Colombia has been enjoying an economic boom for years. This upswing  is due, amongst other things, to the rich deposits of raw materials. From crude oil to nickel or coal – natural resources make up almost half of Colombia’s export goods. The raw material gold in particular is experiencing increasing demand. Illegal gold mines are springing up like mushrooms, hoping to get a piece of the action. As is so often the case, the victims are the natural areas and poorer groups of the population. While rivers are contaminated with chemicals that are linked to the lasting destruction of the waterway, entire generations risk their lives working in mining operations for pitiful wages. Gold prospecting was slave labor even before the Spanish conquest.

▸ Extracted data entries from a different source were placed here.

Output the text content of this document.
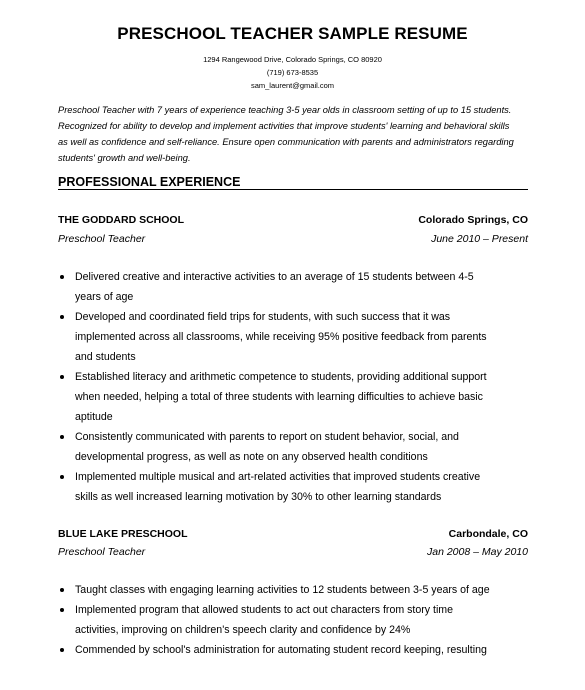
PRESCHOOL TEACHER SAMPLE RESUME
1294 Rangewood Drive, Colorado Springs, CO 80920
(719) 673-8535
sam_laurent@gmail.com
Preschool Teacher with 7 years of experience teaching 3-5 year olds in classroom setting of up to 15 students.
Recognized for ability to develop and implement activities that improve students' learning and behavioral skills
as well as confidence and self-reliance. Ensure open communication with parents and administrators regarding
students' growth and well-being.
PROFESSIONAL EXPERIENCE
THE GODDARD SCHOOL	Colorado Springs, CO
Preschool Teacher	June 2010 – Present
Delivered creative and interactive activities to an average of 15 students between 4-5
years of age
Developed and coordinated field trips for students, with such success that it was
implemented across all classrooms, while receiving 95% positive feedback from parents
and students
Established literacy and arithmetic competence to students, providing additional support
when needed, helping a total of three students with learning difficulties to achieve basic
aptitude
Consistently communicated with parents to report on student behavior, social, and
developmental progress, as well as note on any observed health conditions
Implemented multiple musical and art-related activities that improved students creative
skills as well increased learning motivation by 30% to other learning standards
BLUE LAKE PRESCHOOL	Carbondale, CO
Preschool Teacher	Jan 2008 – May 2010
Taught classes with engaging learning activities to 12 students between 3-5 years of age
Implemented program that allowed students to act out characters from story time
activities, improving on children's speech clarity and confidence by 24%
Commended by school's administration for automating student record keeping, resulting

Following the rise in the price of gold, the country has seen a gold rush. Unfortunately, for the greatest possible gain, the suffering – and worse – the death of the exploited miners is accepted.

THE DEADLY DAILY GRIND

Only two keywords are needed to sum up countless articles, scientific analyses and other evidence when it comes to the exploitative conditions in the illegal gold and coal works on Google: Colombia and exploitation. In August of this year, for example, twelve people lost their lives in an explosion in an illegal coal mine. The accident occurred in the province of Boyacá and was caused by a chemical reaction between the substances methane gas and coal dust. If the safety precautions are observed, i.e. sufficient air circulation, coal dust extraction, mine gas detectors and automatic device shutdown, the deceased could still be with their families. In illegal mines, the regulations are only observed in a few cases. Rather, exploitation and greed are the decisive factors for daily working conditions. It is therefore not surprising that, according to the Colombian Mining Authority, around 60 percent of all fatal accidents this year occurred in illegal mines.

A FIGHT FOR SAFETY

Fatal explosions, miners stuck underground  and inhumane conditions are the order of the day in the illegal mining business, but for many workers there is no alternative. Working in the mines is often the only way to earn enough money to support a family. Colombian politics has been dealing with the illegal mining of raw materials such as gold and coal for years. Sadly it is not the calamities and poor security that are attracting the attention of politicians. It is primarily the ecological and economic effects of the illegal mines that are causing unrest and concerns among high-ranking members of the government. Fortunately, there is hope. A number of human rights organizations such as kolko e.V. are committed to improving the labour situation in the mining regions. The Somos Tesoro program, for example, is combating child labor in the mines. Organizations like these advocate the improvement of the economic stability for families, the safety norms in the mining camps, as well better protection of the children.